Donnerstag, 21. September 2017

Dunkelmomente - Abenteuer Deutsche Bahn Teil 2

Fahrt mit der Deutschen Bahn und meine blinde Sehnsucht nach Hause


Ein paar Tage bevor ich die Heimreise aus der Schweiz antreten wollte, erkundigte ich mich erneut telefonisch bei der Deutschen Bahn, wie sich meine „barrierefreie“ Rückreise gestalten würde.

Ach, du lieber Gott! 

Noch komplizierter als die Hinfahrt.

Wie auf im Beitrag (Link zum Beitrag) meiner Hinfahrt in die Schweiz bereits berichtet, würde der Zug nicht von Zürich bis Baden Baden fahren, sondern nach Basel.

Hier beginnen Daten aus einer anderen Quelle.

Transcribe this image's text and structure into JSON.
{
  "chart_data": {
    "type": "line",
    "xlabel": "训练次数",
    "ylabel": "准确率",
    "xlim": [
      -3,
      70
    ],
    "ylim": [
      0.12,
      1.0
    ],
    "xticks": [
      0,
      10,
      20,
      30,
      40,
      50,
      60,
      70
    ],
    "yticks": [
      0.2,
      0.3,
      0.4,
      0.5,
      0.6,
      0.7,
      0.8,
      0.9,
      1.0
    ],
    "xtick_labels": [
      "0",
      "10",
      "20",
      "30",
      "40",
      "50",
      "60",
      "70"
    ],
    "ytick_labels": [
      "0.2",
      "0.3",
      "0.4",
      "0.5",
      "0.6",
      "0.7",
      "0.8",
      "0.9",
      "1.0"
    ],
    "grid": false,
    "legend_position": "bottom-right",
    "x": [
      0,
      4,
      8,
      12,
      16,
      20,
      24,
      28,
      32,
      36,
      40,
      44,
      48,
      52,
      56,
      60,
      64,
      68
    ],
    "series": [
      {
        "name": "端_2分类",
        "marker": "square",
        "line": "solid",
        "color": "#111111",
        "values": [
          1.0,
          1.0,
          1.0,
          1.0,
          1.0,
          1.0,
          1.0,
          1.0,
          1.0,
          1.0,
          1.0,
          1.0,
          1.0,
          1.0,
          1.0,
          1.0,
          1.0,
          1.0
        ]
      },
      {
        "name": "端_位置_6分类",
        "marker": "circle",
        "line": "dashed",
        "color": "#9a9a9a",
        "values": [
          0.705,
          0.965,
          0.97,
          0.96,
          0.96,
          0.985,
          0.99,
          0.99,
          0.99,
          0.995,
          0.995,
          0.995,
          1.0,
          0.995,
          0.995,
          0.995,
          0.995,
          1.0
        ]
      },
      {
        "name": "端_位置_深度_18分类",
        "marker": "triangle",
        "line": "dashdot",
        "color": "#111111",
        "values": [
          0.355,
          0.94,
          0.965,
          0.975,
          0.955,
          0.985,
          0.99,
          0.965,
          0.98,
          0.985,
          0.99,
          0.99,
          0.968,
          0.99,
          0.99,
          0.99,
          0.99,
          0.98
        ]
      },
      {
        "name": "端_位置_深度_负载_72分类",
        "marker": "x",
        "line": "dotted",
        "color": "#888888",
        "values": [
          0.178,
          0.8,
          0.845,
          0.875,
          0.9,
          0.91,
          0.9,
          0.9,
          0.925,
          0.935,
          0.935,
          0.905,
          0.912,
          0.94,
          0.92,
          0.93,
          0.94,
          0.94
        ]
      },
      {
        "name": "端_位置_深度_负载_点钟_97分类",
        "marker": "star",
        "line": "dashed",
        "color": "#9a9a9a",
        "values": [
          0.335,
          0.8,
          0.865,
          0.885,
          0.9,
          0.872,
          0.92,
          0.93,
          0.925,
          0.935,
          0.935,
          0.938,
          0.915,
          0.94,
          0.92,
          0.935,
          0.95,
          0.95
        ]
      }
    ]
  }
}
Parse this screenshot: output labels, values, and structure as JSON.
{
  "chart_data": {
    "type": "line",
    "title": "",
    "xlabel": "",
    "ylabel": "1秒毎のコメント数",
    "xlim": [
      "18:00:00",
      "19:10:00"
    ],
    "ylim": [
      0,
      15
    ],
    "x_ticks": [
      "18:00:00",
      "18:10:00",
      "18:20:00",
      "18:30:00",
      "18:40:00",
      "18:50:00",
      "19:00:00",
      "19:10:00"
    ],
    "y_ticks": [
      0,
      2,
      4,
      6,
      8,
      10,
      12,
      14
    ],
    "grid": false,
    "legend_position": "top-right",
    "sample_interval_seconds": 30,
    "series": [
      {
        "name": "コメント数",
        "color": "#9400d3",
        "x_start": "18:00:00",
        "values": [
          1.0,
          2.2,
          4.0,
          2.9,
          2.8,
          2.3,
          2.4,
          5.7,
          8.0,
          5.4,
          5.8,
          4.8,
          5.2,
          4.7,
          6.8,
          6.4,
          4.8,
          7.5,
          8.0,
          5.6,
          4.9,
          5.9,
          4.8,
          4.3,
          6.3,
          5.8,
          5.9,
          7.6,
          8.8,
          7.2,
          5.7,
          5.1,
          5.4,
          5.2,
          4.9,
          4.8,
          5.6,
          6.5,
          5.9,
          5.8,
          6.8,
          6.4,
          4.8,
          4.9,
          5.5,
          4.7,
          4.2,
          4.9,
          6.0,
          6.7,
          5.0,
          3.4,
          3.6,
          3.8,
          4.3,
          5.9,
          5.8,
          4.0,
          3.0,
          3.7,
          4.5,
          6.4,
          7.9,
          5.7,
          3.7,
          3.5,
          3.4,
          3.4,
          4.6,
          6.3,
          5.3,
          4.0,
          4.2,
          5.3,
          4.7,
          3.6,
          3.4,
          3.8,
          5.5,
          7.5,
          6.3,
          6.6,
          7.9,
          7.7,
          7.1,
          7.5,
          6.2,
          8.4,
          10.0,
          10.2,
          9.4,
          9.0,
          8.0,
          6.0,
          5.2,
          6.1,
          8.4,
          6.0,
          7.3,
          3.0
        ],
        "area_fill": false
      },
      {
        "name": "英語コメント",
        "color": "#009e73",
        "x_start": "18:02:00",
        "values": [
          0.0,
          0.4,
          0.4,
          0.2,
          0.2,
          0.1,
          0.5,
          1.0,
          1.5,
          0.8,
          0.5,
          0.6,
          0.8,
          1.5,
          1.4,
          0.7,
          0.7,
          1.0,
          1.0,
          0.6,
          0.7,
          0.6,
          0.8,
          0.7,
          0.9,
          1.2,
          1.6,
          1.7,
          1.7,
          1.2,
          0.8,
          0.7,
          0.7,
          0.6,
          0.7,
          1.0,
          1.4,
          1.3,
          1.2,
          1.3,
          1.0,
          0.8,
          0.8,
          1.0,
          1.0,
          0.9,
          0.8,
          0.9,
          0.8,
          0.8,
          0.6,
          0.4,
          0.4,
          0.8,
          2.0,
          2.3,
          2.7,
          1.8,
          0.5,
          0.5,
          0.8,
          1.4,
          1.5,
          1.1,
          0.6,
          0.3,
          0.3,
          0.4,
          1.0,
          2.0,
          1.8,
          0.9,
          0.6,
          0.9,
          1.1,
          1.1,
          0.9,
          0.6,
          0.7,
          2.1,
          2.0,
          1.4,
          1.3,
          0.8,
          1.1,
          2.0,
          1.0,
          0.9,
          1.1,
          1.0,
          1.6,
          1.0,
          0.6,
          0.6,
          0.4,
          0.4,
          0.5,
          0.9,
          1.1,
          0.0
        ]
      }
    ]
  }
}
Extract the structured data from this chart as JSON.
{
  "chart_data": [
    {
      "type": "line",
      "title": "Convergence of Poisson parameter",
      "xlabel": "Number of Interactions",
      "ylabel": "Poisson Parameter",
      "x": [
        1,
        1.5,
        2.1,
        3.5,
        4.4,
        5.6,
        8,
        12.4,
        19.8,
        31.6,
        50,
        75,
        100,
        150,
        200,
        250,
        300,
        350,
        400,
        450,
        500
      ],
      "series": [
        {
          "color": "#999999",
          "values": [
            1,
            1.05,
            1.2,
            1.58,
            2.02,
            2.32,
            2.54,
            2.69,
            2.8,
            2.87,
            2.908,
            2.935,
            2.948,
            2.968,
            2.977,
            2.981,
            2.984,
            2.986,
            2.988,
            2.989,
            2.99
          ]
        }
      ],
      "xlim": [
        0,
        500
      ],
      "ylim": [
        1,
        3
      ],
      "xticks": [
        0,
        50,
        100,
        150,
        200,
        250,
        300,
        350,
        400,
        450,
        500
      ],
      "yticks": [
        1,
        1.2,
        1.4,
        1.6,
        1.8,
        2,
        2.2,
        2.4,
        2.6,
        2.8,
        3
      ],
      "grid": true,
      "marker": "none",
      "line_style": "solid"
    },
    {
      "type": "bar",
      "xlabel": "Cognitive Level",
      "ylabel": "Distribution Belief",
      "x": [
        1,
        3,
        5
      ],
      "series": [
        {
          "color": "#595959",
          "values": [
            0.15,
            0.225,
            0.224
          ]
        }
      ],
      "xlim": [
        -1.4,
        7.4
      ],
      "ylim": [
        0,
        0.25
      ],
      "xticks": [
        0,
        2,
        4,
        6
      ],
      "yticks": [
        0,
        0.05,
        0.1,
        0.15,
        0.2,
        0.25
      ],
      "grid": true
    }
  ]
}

Zu meinem Entsetzen teilte man mir am Servicetelefon mit, dass es den Taxi-Service, den man mobilitätseingeschränkten Reisenden, Sehbehinderten und Rollstuhlfahrern zwischen Baden Baden und Rastatt angeboten hatte, nicht mehr gäbe. Ist das nicht irre, wie schnelllebig die Bahn Entscheidungen trifft? Dieser Service würde nur noch für Rollstuhlfahrer mit Elektromotor angeboten werden. Des Weiteren teilte mir die Dame mit, dass man nicht ausreichend genug Personal zur Verfügung habe, um sich um alle behinderten Reisenden zu kümmern.

Herzlichen Glückwunsch Kerstin, es kann ja nur noch besser werden. 
Aber verstehen muss ich das nicht, oder?

Also müsste ich erneut allen Mut zusammennehmen, um wildfremde Menschen um Hilfe zu bitten, denn ganz allein würde ich als Blinde ja keine Bahnhöfe wechseln können.

Einen Tag vor Antritt der Rückreise war ich so aufgeregt, dass sich das in einem unangenehmen epileptischen Anfall äußerste. Glücklicherweise war der jedoch nicht so stark ausgeprägt. Es hätte also noch schlimmer kommen können.

In Zürich vereinbarte ich vor Abfahrt des Zuges mit dem Zugführer, dass er mir in Basel beim Austeigen helfen würde. Natürlich stand kein Schaffner da und half mir. Ich schnappte mir Langstock, Trolley und Rucksack und machte mich allein zum Ausstieg bereit. Ganz zu meiner Überraschung wartete dann aber bei Ankunft in Basel ein Mitarbeiter des Umstiegs-Services auf mich. Er führte mich zum Zug, der mich nach Baden Baden fahren sollte, und begleitete mich zu meinem reservierten Platz. Ich schilderte ihm meine Situation, aber er bedauerte es aufrichtig, dass er mir mit dem Bahnhofswechsel nicht helfen könne.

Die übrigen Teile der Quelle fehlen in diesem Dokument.